NEEDS IGNORED — Passing on a quarterback shouldn’t have been that surprising, given what the Seahawks invested last year in Charlie Whitehust. But they waited to address their two largest defensive areas of need until the back end of the draft, throwing fith- and sixth-round picks at cornerbacks and not picking a defensive tackle until the top of the seventh round.

BEST PICK — Moffitt had a second-round grade on many boards and was a solid pick for Seattle in Round 3; he could team with Carpenter to solidify one side of the Seahawks’ line for the foreseeable future.

MISSED OPPORTUNITY — Though they still netted Moffitt at 3.11, trading back out of the second round cost Seattle a shot at cornerback Brandon Harris. And in what seemed to be a theme for the NFC West this season, the Seahawks failed to address defensive tackle needs in a draft class where that position ran deeper than any other.

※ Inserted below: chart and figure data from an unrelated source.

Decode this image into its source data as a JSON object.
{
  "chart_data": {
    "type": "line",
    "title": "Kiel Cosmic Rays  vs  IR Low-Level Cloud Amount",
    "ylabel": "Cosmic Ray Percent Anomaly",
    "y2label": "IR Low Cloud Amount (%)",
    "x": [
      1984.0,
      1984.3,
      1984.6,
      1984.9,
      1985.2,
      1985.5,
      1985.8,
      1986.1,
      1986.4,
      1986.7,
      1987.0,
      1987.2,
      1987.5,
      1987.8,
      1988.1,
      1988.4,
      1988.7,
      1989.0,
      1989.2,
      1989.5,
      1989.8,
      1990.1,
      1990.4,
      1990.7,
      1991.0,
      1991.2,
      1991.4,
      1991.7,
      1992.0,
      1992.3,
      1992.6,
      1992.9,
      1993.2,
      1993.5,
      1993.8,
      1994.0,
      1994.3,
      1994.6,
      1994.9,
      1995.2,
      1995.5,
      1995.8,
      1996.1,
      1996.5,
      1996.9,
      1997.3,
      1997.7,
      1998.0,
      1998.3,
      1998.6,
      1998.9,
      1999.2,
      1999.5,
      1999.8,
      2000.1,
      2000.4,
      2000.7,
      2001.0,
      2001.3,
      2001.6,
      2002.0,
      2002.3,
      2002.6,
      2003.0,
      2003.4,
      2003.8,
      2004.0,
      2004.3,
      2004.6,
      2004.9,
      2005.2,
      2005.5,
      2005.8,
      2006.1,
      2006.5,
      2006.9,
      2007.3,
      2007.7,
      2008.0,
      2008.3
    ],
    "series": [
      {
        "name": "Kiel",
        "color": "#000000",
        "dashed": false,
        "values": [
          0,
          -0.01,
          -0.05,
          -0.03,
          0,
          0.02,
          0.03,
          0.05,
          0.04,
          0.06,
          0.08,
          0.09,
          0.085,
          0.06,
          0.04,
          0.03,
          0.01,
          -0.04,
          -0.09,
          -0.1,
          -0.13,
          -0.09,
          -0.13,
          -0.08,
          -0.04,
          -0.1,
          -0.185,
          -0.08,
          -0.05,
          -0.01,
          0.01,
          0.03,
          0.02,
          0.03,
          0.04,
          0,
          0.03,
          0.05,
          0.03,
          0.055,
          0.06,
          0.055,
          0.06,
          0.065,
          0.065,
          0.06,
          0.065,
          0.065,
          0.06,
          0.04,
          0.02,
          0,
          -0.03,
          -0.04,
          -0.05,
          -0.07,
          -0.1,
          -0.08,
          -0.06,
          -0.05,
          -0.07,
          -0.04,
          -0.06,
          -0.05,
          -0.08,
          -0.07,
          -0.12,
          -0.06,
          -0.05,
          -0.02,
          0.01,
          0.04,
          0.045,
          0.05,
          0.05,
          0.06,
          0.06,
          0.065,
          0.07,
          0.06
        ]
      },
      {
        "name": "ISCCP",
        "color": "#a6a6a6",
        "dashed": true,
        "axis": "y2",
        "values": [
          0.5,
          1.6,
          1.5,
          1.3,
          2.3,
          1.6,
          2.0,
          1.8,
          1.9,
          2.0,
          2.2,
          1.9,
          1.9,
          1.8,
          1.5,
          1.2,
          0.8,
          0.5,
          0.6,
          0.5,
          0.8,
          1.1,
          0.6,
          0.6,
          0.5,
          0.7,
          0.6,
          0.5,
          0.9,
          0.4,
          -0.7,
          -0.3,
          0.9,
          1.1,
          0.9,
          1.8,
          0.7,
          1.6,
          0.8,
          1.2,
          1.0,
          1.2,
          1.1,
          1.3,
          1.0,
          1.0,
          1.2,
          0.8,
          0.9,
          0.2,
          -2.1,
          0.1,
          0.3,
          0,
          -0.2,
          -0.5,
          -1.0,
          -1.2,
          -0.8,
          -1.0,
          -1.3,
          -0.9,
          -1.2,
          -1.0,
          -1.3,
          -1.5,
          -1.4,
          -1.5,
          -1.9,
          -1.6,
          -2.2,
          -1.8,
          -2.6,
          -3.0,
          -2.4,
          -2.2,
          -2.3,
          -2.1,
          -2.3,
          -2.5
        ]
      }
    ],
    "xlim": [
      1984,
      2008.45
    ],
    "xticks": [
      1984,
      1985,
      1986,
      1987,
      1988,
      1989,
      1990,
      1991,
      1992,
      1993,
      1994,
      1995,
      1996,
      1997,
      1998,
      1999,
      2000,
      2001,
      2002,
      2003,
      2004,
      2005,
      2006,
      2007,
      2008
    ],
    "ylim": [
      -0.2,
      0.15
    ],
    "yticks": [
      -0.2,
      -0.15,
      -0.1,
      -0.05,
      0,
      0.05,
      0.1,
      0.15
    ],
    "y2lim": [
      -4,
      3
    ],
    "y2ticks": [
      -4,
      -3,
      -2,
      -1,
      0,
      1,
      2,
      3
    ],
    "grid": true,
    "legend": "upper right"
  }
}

FANTASY RAMIFICATIONS — Wide receiver Kris Durham was the only “skill” position player the Seahawks selected; he’ll enter training camp battling for playing time with Ben Obomanu, Deon Butler, and Golden Tate. And seeing how Seattle reached for him a good round or two earlier than most draft boards anticipated, someone in the organization sees something they like in Durham.